If you have a disabled child, you can potentially have a great life with a few extra challenges but still a great life. Or you can have something that I just described above. A woman should be able to chose whether or not she is capable of potentially giving up the rest of her life to be a carer, it really isn't a flippant decision.

This isn't an argument of whether the disabled child's life is less valuable, of course it isn't. It's a case of whether a woman feels able to meet the childs/adults needs in worse case scenario. And she should not be shamed for not being able.

But you can choose never to have one, if you dont want to, if you dont agree with it.

Why should what you think is right or wrong impact my right to choose?

If I was pregnant with a baby who was suffering every day inside my uterus, who I knew would suffer at birth, who wouldn't survive. You bet I'd want to make the stop. Why would I want to prolong the suffering of my much wanted baby?

If HCP are pressuring people to have abortions, that’s where the campaign needs to be. Not in the courts preventing others accessing medical care.

Given how our services are cut to the bones now, it complicates things further, scans and tests are not done quickly enough, counselling not always available in a timely manner. And services post birth for support with additional needs is just not where it should be either.
all of that becomes more of an issue with a law change.

ultimately though, if YOU don’t want an abortion. Don’t have one. It’s not for me to tell you want to do. I think we have the balance just about right.

I’m really sorry for anyone who has had to make that difficult choice

Hcp aren’t pressuring people to have abortions

they pointed out to me it was an option and when I said it wasn’t they accepted that and made a care plan going forward

As in the cases of terminal children though the HCPs have a better idea of what your future holds than you do.

The saddest thing I’ve ever found on the internet was a group of mums campaigning for better information to be give to parent of pre term babies about their outcomes.
As hormonal new mums they all said ‘save my babies life at any cost’ and now regret condemning their child to a life of suffering they didn’t understand.

disability is not romantic, it’s hard to watch your child be the one who can’t keep up with the others, to give them course after course of anti biotics to keep them alive, it’s hard to know that without ongoing medical intervention your child would die and to see them lined up for surgery after surgery

so no, keeping a pregnancy to punt them into the care system for life is not more ethical than termination

it’s like eating meat but saying you’d never kill anything.

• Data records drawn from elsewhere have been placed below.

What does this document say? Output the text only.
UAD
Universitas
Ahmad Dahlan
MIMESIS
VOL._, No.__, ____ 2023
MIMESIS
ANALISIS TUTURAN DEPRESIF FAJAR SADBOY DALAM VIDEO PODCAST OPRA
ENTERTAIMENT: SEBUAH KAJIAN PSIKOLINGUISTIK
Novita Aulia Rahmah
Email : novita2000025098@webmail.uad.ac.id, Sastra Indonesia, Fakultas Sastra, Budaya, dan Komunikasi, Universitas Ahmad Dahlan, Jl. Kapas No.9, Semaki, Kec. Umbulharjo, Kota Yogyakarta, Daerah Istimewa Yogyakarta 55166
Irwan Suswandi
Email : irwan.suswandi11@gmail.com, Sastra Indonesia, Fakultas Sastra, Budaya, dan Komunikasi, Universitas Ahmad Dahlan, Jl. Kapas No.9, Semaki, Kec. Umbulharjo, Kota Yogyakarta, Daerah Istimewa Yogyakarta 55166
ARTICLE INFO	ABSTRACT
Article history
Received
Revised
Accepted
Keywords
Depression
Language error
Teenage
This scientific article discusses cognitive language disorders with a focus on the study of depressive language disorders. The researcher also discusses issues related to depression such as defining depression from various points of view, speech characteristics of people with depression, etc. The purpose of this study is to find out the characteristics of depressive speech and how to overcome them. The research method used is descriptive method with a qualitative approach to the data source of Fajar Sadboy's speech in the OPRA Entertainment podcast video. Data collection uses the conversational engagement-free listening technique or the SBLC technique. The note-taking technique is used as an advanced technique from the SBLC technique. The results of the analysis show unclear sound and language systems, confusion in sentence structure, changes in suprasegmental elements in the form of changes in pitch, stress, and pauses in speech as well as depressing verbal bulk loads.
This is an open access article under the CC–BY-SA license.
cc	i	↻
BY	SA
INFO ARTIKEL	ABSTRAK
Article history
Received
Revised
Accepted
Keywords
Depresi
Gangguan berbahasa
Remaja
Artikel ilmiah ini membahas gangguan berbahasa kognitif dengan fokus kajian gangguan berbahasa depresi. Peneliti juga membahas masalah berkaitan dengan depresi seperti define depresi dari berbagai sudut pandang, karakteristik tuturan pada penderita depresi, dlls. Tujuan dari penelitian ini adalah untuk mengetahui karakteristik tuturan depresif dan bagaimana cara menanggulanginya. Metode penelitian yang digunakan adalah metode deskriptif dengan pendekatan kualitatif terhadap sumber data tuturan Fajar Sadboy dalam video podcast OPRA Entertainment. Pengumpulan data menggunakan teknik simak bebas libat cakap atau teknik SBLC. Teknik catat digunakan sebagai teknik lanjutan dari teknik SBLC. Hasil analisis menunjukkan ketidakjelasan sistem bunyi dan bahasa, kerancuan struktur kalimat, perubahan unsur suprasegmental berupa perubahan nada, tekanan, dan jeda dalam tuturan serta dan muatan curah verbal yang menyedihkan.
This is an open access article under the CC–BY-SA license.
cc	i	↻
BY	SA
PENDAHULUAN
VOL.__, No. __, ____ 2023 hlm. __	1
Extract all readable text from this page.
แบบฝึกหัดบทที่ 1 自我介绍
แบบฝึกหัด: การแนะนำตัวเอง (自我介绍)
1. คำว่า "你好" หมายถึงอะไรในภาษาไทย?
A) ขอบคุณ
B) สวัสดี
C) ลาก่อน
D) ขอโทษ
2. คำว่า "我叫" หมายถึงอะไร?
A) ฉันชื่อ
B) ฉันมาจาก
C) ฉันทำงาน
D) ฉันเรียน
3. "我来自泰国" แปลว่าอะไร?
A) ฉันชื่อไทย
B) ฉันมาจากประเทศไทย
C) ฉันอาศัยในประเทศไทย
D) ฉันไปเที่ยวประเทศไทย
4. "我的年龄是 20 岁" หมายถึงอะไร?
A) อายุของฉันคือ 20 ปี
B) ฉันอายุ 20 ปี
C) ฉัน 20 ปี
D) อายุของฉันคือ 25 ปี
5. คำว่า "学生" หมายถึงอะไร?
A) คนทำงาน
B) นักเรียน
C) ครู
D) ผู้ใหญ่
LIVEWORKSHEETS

You are, you just aren’t looking at it!

The injection is into the amniotic fluid, it is digoxin, a medicine prescribed to many people to slow their heart rate.

I doubt a heart getting gradually slower is painful. In utero there is no breathing so there is going to be no gasping for air.

If you don't have heart disease your heart slows as you fall asleep, if there is any sensation it is likely to be that.

That is if the abnormality doesn't affect the brain or nervous system.

Thank you for your thoughtful posts ROLO and SomePosters
I think it’s actually very cruel, the fake gloss that the anti-choice will put on to abortion. Women must always have the choice. And be informed properly.

You're a shero @AgathaMystery thank you for your care of women.

Very thoughtful post.

All women should have the choice.

As early as possible, as late as necessary.